In patients who underwent delivery during their ICU stay, maternal outcome deteriorated following delivery among those defined as critical compared with non-critical patients, who improved following delivery. Interventional delivery should be considered for maternal indications before patients deteriorate and require mechanical ventilation.
None.
在妊娠合并严重 COVID-19 肺炎中,一个尚未解决的关键争议是最佳分娩时机,以及分娩是改善还是恶化产妇结局。我们旨在评估因 COVID-19 入住 ICU 的孕妇和产后妇女的每一个 ICU 日的临床数据,特别关注分娩前后的天数。
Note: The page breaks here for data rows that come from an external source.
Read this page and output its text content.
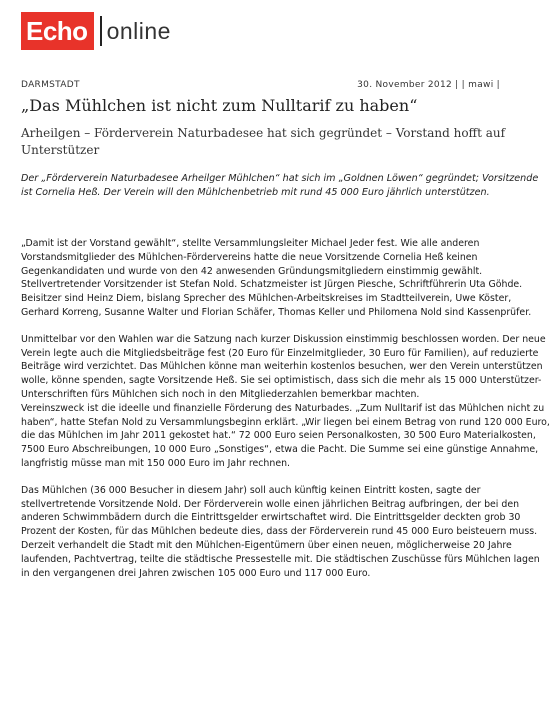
Echo online
DARMSTADT	30. November 2012 | | mawi |
„Das Mühlchen ist nicht zum Nulltarif zu haben“

Arheilgen – Förderverein Naturbadesee hat sich gegründet – Vorstand hofft auf Unterstützer

Der „Förderverein Naturbadesee Arheilger Mühlchen“ hat sich im „Goldnen Löwen“ gegründet; Vorsitzende ist Cornelia Heß. Der Verein will den Mühlchenbetrieb mit rund 45 000 Euro jährlich unterstützen.

„Damit ist der Vorstand gewählt“, stellte Versammlungsleiter Michael Jeder fest. Wie alle anderen Vorstandsmitglieder des Mühlchen-Fördervereins hatte die neue Vorsitzende Cornelia Heß keinen Gegenkandidaten und wurde von den 42 anwesenden Gründungsmitgliedern einstimmig gewählt.

Stellvertretender Vorsitzender ist Stefan Nold. Schatzmeister ist Jürgen Piesche, Schriftführerin Uta Göhde. Beisitzer sind Heinz Diem, bislang Sprecher des Mühlchen-Arbeitskreises im Stadtteilverein, Uwe Köster, Gerhard Korreng, Susanne Walter und Florian Schäfer, Thomas Keller und Philomena Nold sind Kassenprüfer.

Unmittelbar vor den Wahlen war die Satzung nach kurzer Diskussion einstimmig beschlossen worden. Der neue Verein legte auch die Mitgliedsbeiträge fest (20 Euro für Einzelmitglieder, 30 Euro für Familien), auf reduzierte Beiträge wird verzichtet. Das Mühlchen könne man weiterhin kostenlos besuchen, wer den Verein unterstützen wolle, könne spenden, sagte Vorsitzende Heß. Sie sei optimistisch, dass sich die mehr als 15 000 Unterstützer-Unterschriften fürs Mühlchen sich noch in den Mitgliederzahlen bemerkbar machten.

Vereinszweck ist die ideelle und finanzielle Förderung des Naturbades. „Zum Nulltarif ist das Mühlchen nicht zu haben“, hatte Stefan Nold zu Versammlungsbeginn erklärt. „Wir liegen bei einem Betrag von rund 120 000 Euro, die das Mühlchen im Jahr 2011 gekostet hat.“ 72 000 Euro seien Personalkosten, 30 500 Euro Materialkosten, 7500 Euro Abschreibungen, 10 000 Euro „Sonstiges“, etwa die Pacht. Die Summe sei eine günstige Annahme, langfristig müsse man mit 150 000 Euro im Jahr rechnen.

Das Mühlchen (36 000 Besucher in diesem Jahr) soll auch künftig keinen Eintritt kosten, sagte der stellvertretende Vorsitzende Nold. Der Förderverein wolle einen jährlichen Beitrag aufbringen, der bei den anderen Schwimmbädern durch die Eintrittsgelder erwirtschaftet wird. Die Eintrittsgelder deckten grob 30 Prozent der Kosten, für das Mühlchen bedeute dies, dass der Förderverein rund 45 000 Euro beisteuern muss.

Derzeit verhandelt die Stadt mit den Mühlchen-Eigentümern über einen neuen, möglicherweise 20 Jahre laufenden, Pachtvertrag, teilte die städtische Pressestelle mit. Die städtischen Zuschüsse fürs Mühlchen lagen in den vergangenen drei Jahren zwischen 105 000 Euro und 117 000 Euro.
在这项多中心、全国性、前瞻性和回顾性队列研究中,我们评估了以色列所有因严重 COVID-19 肺炎入住 ICU 的孕妇,从妊娠第 13 周至产后第 1 周。我们排除了 ICU 入院与严重 COVID-19 肺炎无关的孕妇。我们评估了母婴结局以及纵向临床和实验室 ICU 数据。主要整体结局是产妇结局(以下情况最糟:无有创正压通气[IPPV]、使用 IPPV、使用体外膜氧合[ECMO]或死亡)。主要纵向结局是序贯器官衰竭评估(SOFA)评分,次要纵向结局是新型 PORCH(呼气末正压[PEEP]、氧合、呼吸支持、胸部 X 线、血流动力学支持)评分。患者分为四组:无分娩(入院时妊娠且 ICU 期间无分娩)、产后(ICU 入院≥1 天后分娩)、分娩危急(入院时妊娠且分娩时接受或有高危需要 IPPV)或分娩非危急(入院时妊娠且分娩时病情不危急)。
从 2020 年 2 月 1 日至 2022 年 1 月 31 日,分析了 84 名患者:34 名无分娩组、4 名产后组、32 名分娩危急组和 14 名分娩非危急组。分娩危急组和产后组的结局比其他组差:32 名分娩危急组患者中有 26 名(81%)需要 IPPV;4 名产后组患者均需要 IPPV;12 名(38%)和 3 名(75%)患者需要 ECMO,分别有 1 名(3%)和 2 名(50%)患者死亡。分娩非危急组和无分娩组的结局明显好于其他组:34 名患者中有 6 名(18%)和 14 名患者中有 2 名(14%)需要 IPPV;没有患者需要 ECMO 或死亡。氧饱和度(SpO)、SpO 与吸入氧分数(FiO)比值(S/F 比值)、动脉氧分压与 FiO 比值(P/F 比值)、ROX 指数(S/F 比值除以呼吸频率)以及 SOFA 和 PORCH 评分均对不良母婴结局有高度预测性(p<0·0001)。分娩危急组在分娩当天恶化,整个 ICU 期间持续恶化,且恢复时间更长(ICU 持续时间,Mantel-Cox p<0·0001),而分娩非危急组在分娩后迅速改善。分娩日是 PORCH(p<0·0001)但不是 SOFA(p=0·09)评分的显著协变量。
在 ICU 住院期间分娩的患者中,与非危急患者相比,危急患者的产妇结局在分娩后恶化,而后者在分娩后改善。在患者恶化并需要机械通气之前,应考虑因母体指征进行干预性分娩。